Rita Gardner, Royal Geographical Society with the Institute of British Geographers
Dr. Rita Gardner is awarded the 2015 Association of American Geographers Ronald F. Abler Distinguished Service Honors in recognition of the leadership and support for the discipline of geography worldwide that she has provided as Director of the Royal Geographical Society and Institute of British Geographers especially her promotion of geography at all levels of education, her outreach to diverse public, and her service on national and international committees.
Gardner has served as Director of the Royal Geographical Society and the Institute of British Geographers since 1996, the internationally respected learned society and professional body for geography and geographers in the UK. Under her leadership the Society has modernized and expanded its activities reaching out to more than 16,000 members and fellows from 160 different countries as well as millions of people worldwide through research, expeditions, education and public engagement.
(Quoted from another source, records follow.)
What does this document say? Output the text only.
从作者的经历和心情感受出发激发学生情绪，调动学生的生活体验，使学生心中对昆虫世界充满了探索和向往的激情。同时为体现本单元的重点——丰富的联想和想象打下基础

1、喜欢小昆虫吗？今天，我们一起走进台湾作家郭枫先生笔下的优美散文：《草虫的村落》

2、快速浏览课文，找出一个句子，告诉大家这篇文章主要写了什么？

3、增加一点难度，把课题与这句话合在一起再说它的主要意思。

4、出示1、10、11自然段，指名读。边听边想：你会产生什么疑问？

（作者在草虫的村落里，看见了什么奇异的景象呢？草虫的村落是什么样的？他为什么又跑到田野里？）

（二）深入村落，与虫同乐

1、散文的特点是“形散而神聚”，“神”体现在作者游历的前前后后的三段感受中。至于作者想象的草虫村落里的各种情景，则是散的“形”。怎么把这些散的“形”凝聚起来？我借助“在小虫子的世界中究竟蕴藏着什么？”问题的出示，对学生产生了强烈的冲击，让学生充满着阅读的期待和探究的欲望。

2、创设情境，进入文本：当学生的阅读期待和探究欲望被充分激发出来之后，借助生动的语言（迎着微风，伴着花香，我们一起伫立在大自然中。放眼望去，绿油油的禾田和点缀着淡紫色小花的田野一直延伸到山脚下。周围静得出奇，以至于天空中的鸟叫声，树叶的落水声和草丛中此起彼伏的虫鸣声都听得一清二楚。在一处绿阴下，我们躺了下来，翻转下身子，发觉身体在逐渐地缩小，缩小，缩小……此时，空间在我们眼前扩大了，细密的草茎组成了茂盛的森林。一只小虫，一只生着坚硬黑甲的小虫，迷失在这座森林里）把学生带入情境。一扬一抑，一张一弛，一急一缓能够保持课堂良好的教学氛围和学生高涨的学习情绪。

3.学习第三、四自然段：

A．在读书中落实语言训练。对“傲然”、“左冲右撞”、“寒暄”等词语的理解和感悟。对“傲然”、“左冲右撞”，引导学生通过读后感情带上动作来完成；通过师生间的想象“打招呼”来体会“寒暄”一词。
Among her many accomplishments are the Action Plan for Geography to support and expand geography in UK schools and projects to engage public audiences in geography including public understanding of Britain’s geography from the air and walking and community partnerships and programs for diaspora groups and young people from disadvantaged backgrounds. She has also been a strong supporter of research, raising funds for early career grants, and encouraging greater awareness of the value of geographic research to government.
Her support of research and fieldwork reflects her interests and achievements as geomorphologist prior to her appointment with RGS holding academic posts at King’s College London and Queen Mary College. Her research and publications include results from international field research programs studying environmental change, including soil erosion in Nepal and dunes in India.
Dr. Gardner has served on many national and international committees including for the British Antarctic Survey; the Academy of Social Sciences; and British Council. She was Secretary General of the European Association of Geographical Societies and the advisor for Geography to the UK Secretary of State for Education and Skills. She was awarded a CBE (Commander of the British Empire) for ‘Services to Geography’ in 2003. She holds Honorary Doctorates from the Universities of Gloucestershire and Southampton, and an Honorary Fellowship of Queen Mary College London.